Летом 1938 года состоялось специальное постановление Комитета по делам искусств, которое передало художественное руководство театром коллегии во главе с М. М. Штраухом. Безрежиссерье стало узаконенным. В этих обстоятельствах, да еще после «Собаки на сене», пьеса «для Бабановой» никого удивить уже не могла.

Опыт «Собаки» еще раз убедил ее, что нужен режиссер. На ее курсе один из выпускных спектаклей ставил в это время Андрей Михайлович Лобанов. Позади у него были «Вишневый сад» Чехова и «Таланты и поклонники» Островского в Студии Симонова. Спектакли были дерзкие, спорные, но сам Лобанов был человеком спокойной, негромкой, вроде бы даже медлительной повадки, под которой прятались цепкая наблюдательность и юмор. Его фантазия была неистощима в живых и метких «приспособлениях» для актеров. Ему-то в один прекрасный день и вручила Мария Ивановна сверток с пьесой.

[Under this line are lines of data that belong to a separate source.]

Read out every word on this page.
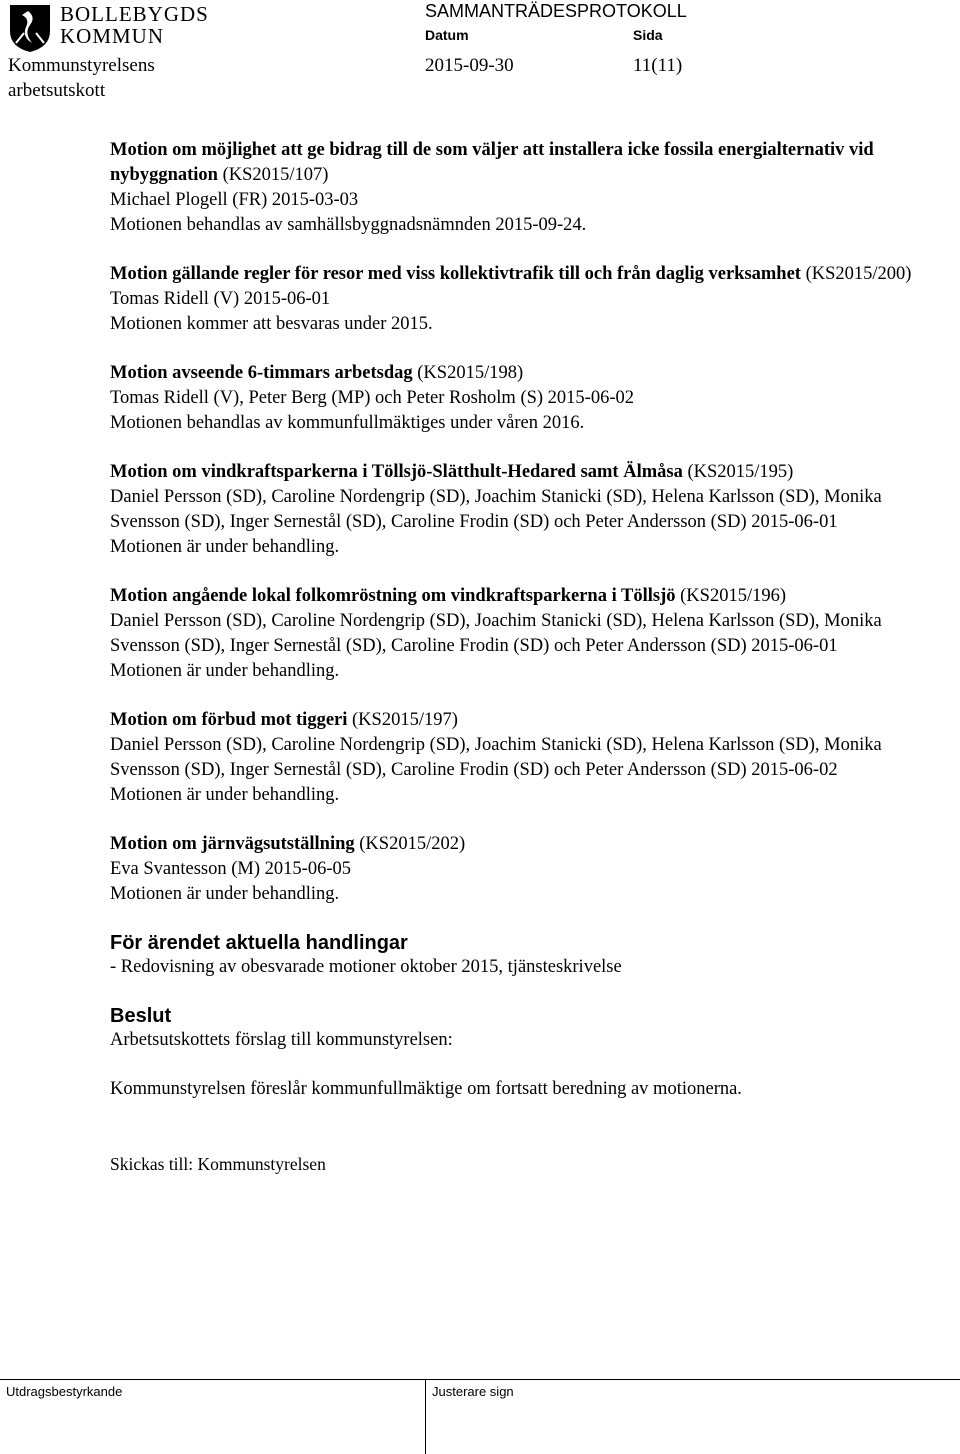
BOLLEBYGDS
KOMMUN
SAMMANTRÄDESPROTOKOLL
Datum	Sida
Kommunstyrelsens
arbetsutskott
2015-09-30	11(11)

Motion om möjlighet att ge bidrag till de som väljer att installera icke fossila energialternativ vid nybyggnation (KS2015/107)

Michael Plogell (FR) 2015-03-03

Motionen behandlas av samhällsbyggnadsnämnden 2015-09-24.

Motion gällande regler för resor med viss kollektivtrafik till och från daglig verksamhet (KS2015/200)

Tomas Ridell (V) 2015-06-01

Motionen kommer att besvaras under 2015.

Motion avseende 6-timmars arbetsdag (KS2015/198)

Tomas Ridell (V), Peter Berg (MP) och Peter Rosholm (S) 2015-06-02

Motionen behandlas av kommunfullmäktiges under våren 2016.

Motion om vindkraftsparkerna i Töllsjö-Slätthult-Hedared samt Älmåsa (KS2015/195)

Daniel Persson (SD), Caroline Nordengrip (SD), Joachim Stanicki (SD), Helena Karlsson (SD), Monika Svensson (SD), Inger Sernestål (SD), Caroline Frodin (SD) och Peter Andersson (SD) 2015-06-01

Motionen är under behandling.

Motion angående lokal folkomröstning om vindkraftsparkerna i Töllsjö (KS2015/196)

Daniel Persson (SD), Caroline Nordengrip (SD), Joachim Stanicki (SD), Helena Karlsson (SD), Monika Svensson (SD), Inger Sernestål (SD), Caroline Frodin (SD) och Peter Andersson (SD) 2015-06-01

Motionen är under behandling.

Motion om förbud mot tiggeri (KS2015/197)

Daniel Persson (SD), Caroline Nordengrip (SD), Joachim Stanicki (SD), Helena Karlsson (SD), Monika Svensson (SD), Inger Sernestål (SD), Caroline Frodin (SD) och Peter Andersson (SD) 2015-06-02

Motionen är under behandling.

Motion om järnvägsutställning (KS2015/202)

Eva Svantesson (M) 2015-06-05

Motionen är under behandling.

För ärendet aktuella handlingar

- Redovisning av obesvarade motioner oktober 2015, tjänsteskrivelse

Beslut

Arbetsutskottets förslag till kommunstyrelsen:

Kommunstyrelsen föreslår kommunfullmäktige om fortsatt beredning av motionerna.

Skickas till: Kommunstyrelsen

Utdragsbestyrkande	Justerare sign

«Я довольно скептически к этому отнесся, потому что такие свертки я брал с собой почти каждый день и ничего не находил. Тем свертком, который мне передала М. И. Бабанова, оказалась “Таня”, и когда на другой день она меня спросила: “Ну как?” – я сказал, что, по-моему, эту пьесу возможно взять для работы… Нам обоим показалось (этот разговор происходил чуть ли не во время спектакля), что в этой пьесе есть ряд моментов интересных и привлекательных, а также и ряд моментов слабых. Нам показалось, что сильная сторона этой пьесы – это ее несомненная искренность даже там, где автор ошибается, ее несомненная лиричность; это попытка осветить жизнь человека, зайдя как бы с тыла, за кулисы этой жизни, потому что обычно и чаше всего мы видим в современных пьесах разные поступки людей, когда один взрывает мост, другой вредит, третий свершает геройский поступок и т. д., но мы не видим в них, каким образом люди к этому пришли, какие процессы в их личной жизни привели к тому, что одни стали вредителями и диверсантами, а другие героями… Поэтому нам показалось, что это попытка приоткрыть жизнь человека с ее интимной стороны, с личной стороны… – что в этой попытке и заключается достоинство пьесы.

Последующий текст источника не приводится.